CAPÍTULO 18
Estamos na sala há mais de três horas conversando com vários alunos e nenhum deu informações suficientes para suspeitarmos de alguém na faculdade. Porém, minha intuição diz que ainda vamos falar com alguém que nos dará o que queremos.
- Quer dar uma pausa? Ou ainda está disposta a continuar? – pergunta Mattia do meu lado.
- Podemos continuar. – digo olhando para ele.
Semanas atrás não acreditaria que eu e Mattia viraríamos amigos, mas acabou acontecendo. Sinto ainda arrepios por ele porque fazia tempo que ninguém despertava essa sensação em mim. Só que será apenas isso, sensação.. Porque Mattia está em um relacionamento e não me sinto bem em ser a “outra”.
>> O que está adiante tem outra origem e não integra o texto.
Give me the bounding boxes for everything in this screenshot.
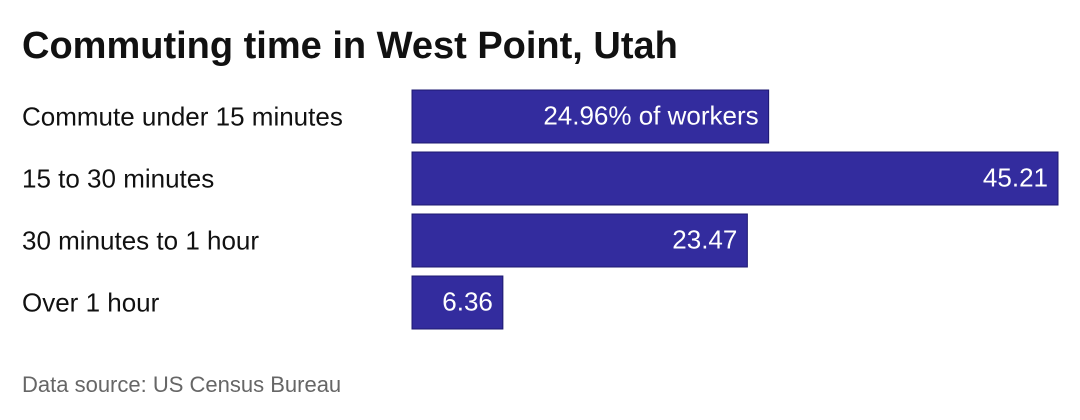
- value-label: 24.96% of workers: [543, 100, 758, 130]
- category-label: Over 1 hour: [22, 287, 160, 317]
- category-label: 15 to 30 minutes: [22, 163, 214, 193]
- category-label: Commute under 15 minutes: [22, 101, 343, 131]
- bar: [411, 213, 748, 268]
- value-label: 6.36: [442, 286, 493, 316]
- category-label: 30 minutes to 1 hour: [22, 225, 259, 255]
- source-note: Data source: US Census Bureau: [22, 372, 341, 397]
- bar: [411, 89, 770, 144]
- chart-title: Commuting time in West Point, Utah: [22, 25, 678, 67]
- value-label: 23.47: [672, 224, 737, 254]
- bar: [411, 151, 1059, 206]
- value-label: 45.21: [983, 162, 1048, 192]
- bar: [411, 275, 504, 330]
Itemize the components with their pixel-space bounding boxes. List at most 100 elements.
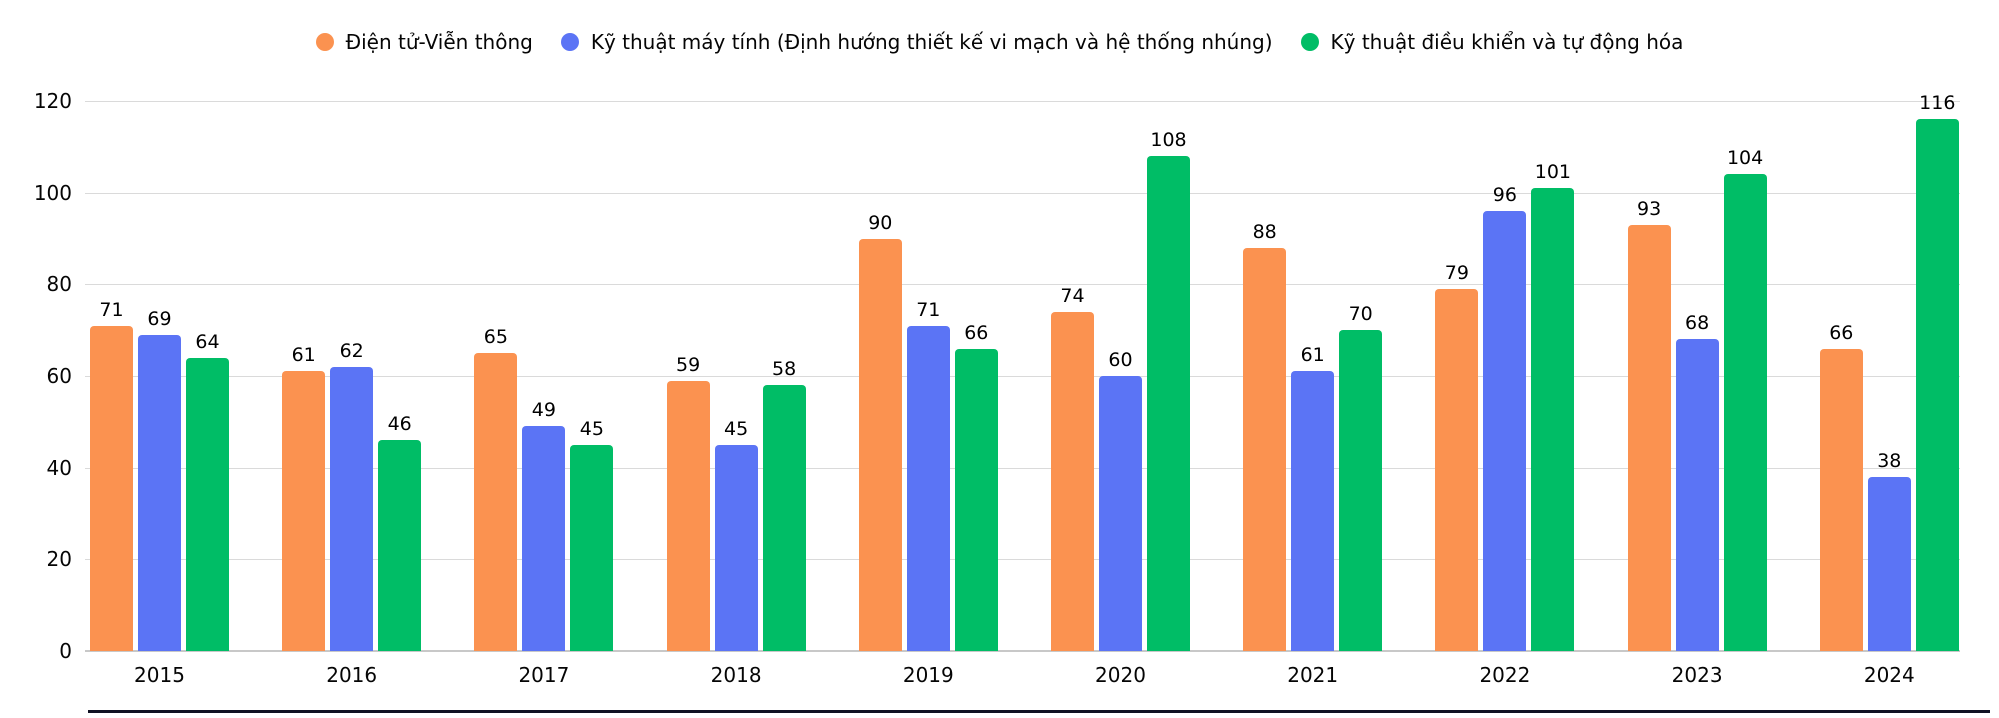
bar: 62 <box>330 340 374 651</box>
bar: 66 <box>1819 322 1863 651</box>
bar-value-label: 64 <box>195 330 220 353</box>
bar-value-label: 61 <box>291 344 316 367</box>
bar: 104 <box>1723 147 1767 651</box>
legend-marker-icon <box>560 33 579 51</box>
bar-group-2022: 79 96 101 <box>1435 101 1575 651</box>
legend-marker-icon <box>1300 33 1319 51</box>
bar-value-label: 58 <box>772 358 797 381</box>
legend-label: Điện tử-Viễn thông <box>345 30 533 54</box>
y-axis-tick-label: 120 <box>33 89 72 113</box>
bar-value-label: 74 <box>1060 284 1085 307</box>
bar: 90 <box>858 212 902 651</box>
y-axis-tick-label: 40 <box>46 455 72 480</box>
bar-value-label: 93 <box>1637 197 1662 220</box>
bar-value-label: 38 <box>1877 449 1902 472</box>
bar: 88 <box>1243 221 1287 651</box>
bar-value-label: 88 <box>1252 220 1277 243</box>
bar: 49 <box>522 399 566 651</box>
bar: 96 <box>1483 184 1527 651</box>
bar: 74 <box>1051 285 1094 651</box>
bar-value-label: 65 <box>483 326 508 349</box>
y-axis-tick-label: 100 <box>33 180 72 205</box>
bar-value-label: 104 <box>1726 147 1764 170</box>
y-axis: 0 20 40 60 80 100 120 <box>0 89 72 663</box>
x-axis-label: 2024 <box>1863 663 1915 687</box>
bar: 59 <box>666 354 710 651</box>
gridline <box>85 650 1960 652</box>
gridline <box>85 192 1960 194</box>
gridline <box>85 376 1960 377</box>
bottom-divider-line <box>88 710 1990 713</box>
bar-value-label: 66 <box>964 321 989 344</box>
x-axis-label: 2017 <box>518 663 570 687</box>
bar: 45 <box>570 418 614 651</box>
bar: 79 <box>1435 262 1479 651</box>
plot-area: 71 69 64 61 62 46 65 49 45 59 45 58 90 71 66 74 60 108 88 6… <box>85 92 1960 652</box>
gridline <box>85 559 1960 561</box>
y-axis-tick-label: 20 <box>46 547 72 572</box>
bar: 108 <box>1147 129 1190 651</box>
bar-value-label: 116 <box>1919 92 1956 115</box>
bar-value-label: 45 <box>579 417 604 440</box>
x-axis-label: 2018 <box>710 663 762 687</box>
bar: 68 <box>1675 312 1719 651</box>
bar-value-label: 71 <box>916 298 941 321</box>
bar-value-label: 69 <box>147 307 172 330</box>
bar-group-2015: 71 69 64 <box>90 101 229 651</box>
chart-legend: Điện tử-Viễn thông Kỹ thuật máy tính (Địn… <box>0 30 1999 54</box>
bar: 71 <box>90 299 133 651</box>
bar-group-2016: 61 62 46 <box>282 101 422 651</box>
legend-item-3: Kỹ thuật điều khiển và tự động hóa <box>1300 30 1684 54</box>
bar-value-label: 66 <box>1829 321 1854 344</box>
bar-value-label: 49 <box>531 399 556 422</box>
legend-label: Kỹ thuật điều khiển và tự động hóa <box>1330 30 1684 54</box>
bar-value-label: 79 <box>1444 261 1469 284</box>
bar-value-label: 70 <box>1348 303 1373 326</box>
bar: 61 <box>282 344 326 651</box>
bar-group-2017: 65 49 45 <box>474 101 614 651</box>
x-axis-label: 2021 <box>1287 663 1339 687</box>
bar: 65 <box>474 326 518 651</box>
x-axis-label: 2023 <box>1671 663 1723 687</box>
legend-item-2: Kỹ thuật máy tính (Định hướng thiết kế v… <box>560 30 1273 54</box>
legend-marker-icon <box>315 33 334 51</box>
bar-value-label: 108 <box>1150 129 1187 151</box>
bar: 70 <box>1339 303 1383 651</box>
x-axis-label: 2016 <box>326 663 378 687</box>
gridline <box>85 467 1960 469</box>
bar-group-2018: 59 45 58 <box>666 101 806 651</box>
bar: 93 <box>1627 198 1671 651</box>
bar-value-label: 59 <box>676 353 701 376</box>
bar-value-label: 68 <box>1685 312 1710 335</box>
x-axis-label: 2020 <box>1095 663 1146 687</box>
legend-item-1: Điện tử-Viễn thông <box>315 30 533 54</box>
bar-value-label: 45 <box>724 417 749 440</box>
y-axis-tick-label: 0 <box>59 639 72 663</box>
bar-value-label: 96 <box>1492 184 1517 206</box>
bar: 71 <box>906 299 950 651</box>
bar: 61 <box>1291 344 1335 651</box>
legend-label: Kỹ thuật máy tính (Định hướng thiết kế v… <box>590 30 1273 54</box>
bar: 45 <box>714 418 758 651</box>
x-axis-label: 2019 <box>902 663 954 687</box>
gridline <box>85 284 1960 286</box>
bar-value-label: 46 <box>387 413 412 436</box>
bar-group-2024: 66 38 116 <box>1819 92 1959 651</box>
bar: 46 <box>378 413 422 651</box>
x-axis: 2015 2016 2017 2018 2019 2020 2021 2022 2023 2024 <box>85 662 1960 692</box>
bar-group-2021: 88 61 70 <box>1243 101 1383 651</box>
bar: 38 <box>1867 450 1911 651</box>
bar: 101 <box>1531 161 1575 651</box>
bar-group-2020: 74 60 108 <box>1051 101 1190 651</box>
bar-group-2019: 90 71 66 <box>858 101 998 651</box>
bar-value-label: 61 <box>1300 344 1325 367</box>
x-axis-label: 2015 <box>134 663 185 687</box>
bar: 58 <box>762 358 806 651</box>
y-axis-tick-label: 60 <box>46 364 72 388</box>
bar-value-label: 90 <box>868 211 893 234</box>
bar-group-2023: 93 68 104 <box>1627 101 1767 651</box>
bar: 116 <box>1915 92 1959 651</box>
bar-value-label: 71 <box>99 298 124 321</box>
bar: 60 <box>1099 349 1142 651</box>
- Já imaginava. Uma pessoa determinada nunca desisti tão fácil. – diz sorrindo mostrando seu lindo sorriso que me fascinou.
- Não conseguiria sem sua ajuda. De verdade. – digo tocando sua mão.
Mattia se assusta por um segundo com nosso contato físico. Passa uma corrente elétrica invisível entre nós e tento acalmar meu coração. Mattia me encara com seus olhos verdes intensos e prende a respiração. Não sei o que ele sente, mas deve ter sentido o que senti nesse momento.
Limpo a garganta e tiro minha mão da dele.
- Vou chamar o próximo aluno, okay? – digo me levantando da mesa e cortando nossos olhares.
Abro a porta da sala e um garoto alto com óculos redondos aparece para entrar.
- Qual seu nome? – pergunto olhando para ele.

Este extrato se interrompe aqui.